Lange blieb nun die Stätte unbewohnt. Später sammelten sich allmählig wieder Menschen in der schönen, fruchtbaren Gegend, und sie bauten ihre Hütten in die Ruinen, wie Schwalben ihre Nester. So ist nach und nach das heutige Pola entstanden, ein armseliger Flecken von 900 Einwohnern, die berüchtigt sind wegen ihrer Bigotterie und Bettelhaftigkeit. Sie verhalten sich zu den römischen Bürgern der alten Stadt wie Kreaturen einer andern Schöpfung, wie Menschen eines andern Planeten.

Das Amphitheater ist eines der größten unter den vorhandenen. Alles Mauerwerk ist noch wohlerhalten. Es ist dreistöckig und jedes Stock hat 72 Fensteröffnungen oder Arkaden. Das Innere ist verschüttet. Fragmente von Säulen und Skulpturen schauen aus dem Boden hervor und hohes Buschwerk hat die Sitze überwachsen, auf denen 18–20,000 Zuschauer Platz hatten. Für die Forschungen der Antiquare ist hier ein reiches Feld offen und auch noch manche Schatzkammer alterhümlicher Kunstwerke verborgen. Bis jetzt ist wenig geschehen, sie an’s Tageslicht zu ziehen; das ist spätern Zeiten vorbehalten.

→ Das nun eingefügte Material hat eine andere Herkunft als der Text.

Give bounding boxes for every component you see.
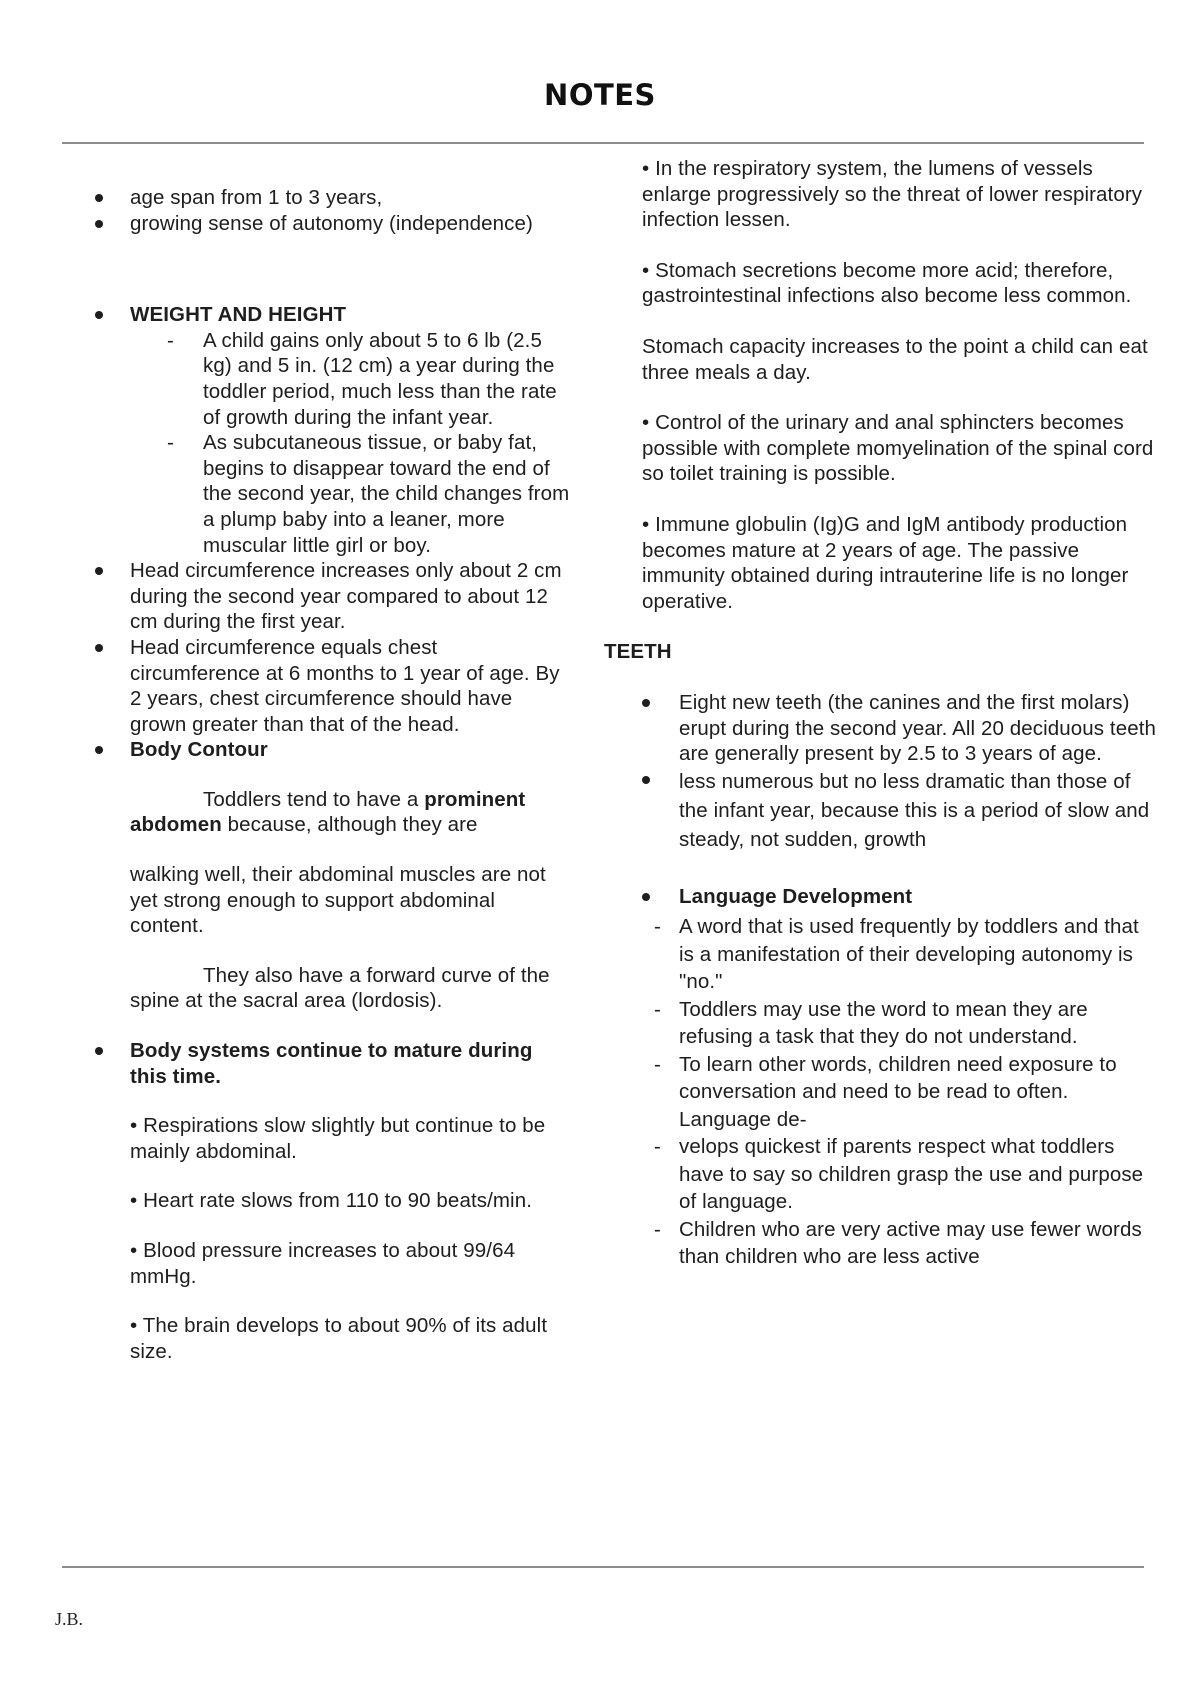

Pola, obschon nur ein schlechter Flecken, ist doch der Sitz eines römischen Bischofs. Die Siebenhügelstadt übt nach wie vor ihre Herrschaft: freilich mit andern Waffen. Statt mit der Schärfe des Schwertes schlagen die Männer des Kapitols die Völker mit dem Krummstab, und an die Stelle der erbarmungslosen Gewaltregierung der Imperatoren ist die nichtswürdige und trugvolle Politik der Kirche getreten. Doch der Zeiger der Zeit nähert sich auch ihrer letzten Stunde; die zerstörende Kraft des Wissens und Erkennens, das gedrungen ist in alle Völker, wühlt im Konklave so gut, wie in den Kabineten des Absolutismus. Der Grund, auf dem die geisterkettenden, dämonischen Mächte so lange feststanden zum Verderben der Menschen, er ist hohl, und je größer die Anstrengungen jener Mächte sind, um sich auf demselben aufrecht zu erhalten, um so gewisser stürzen sie in den Abgrund. Ihre Stunde – Mitternacht – schlägt bald und mit dem Schlage beginnt der neue Tag.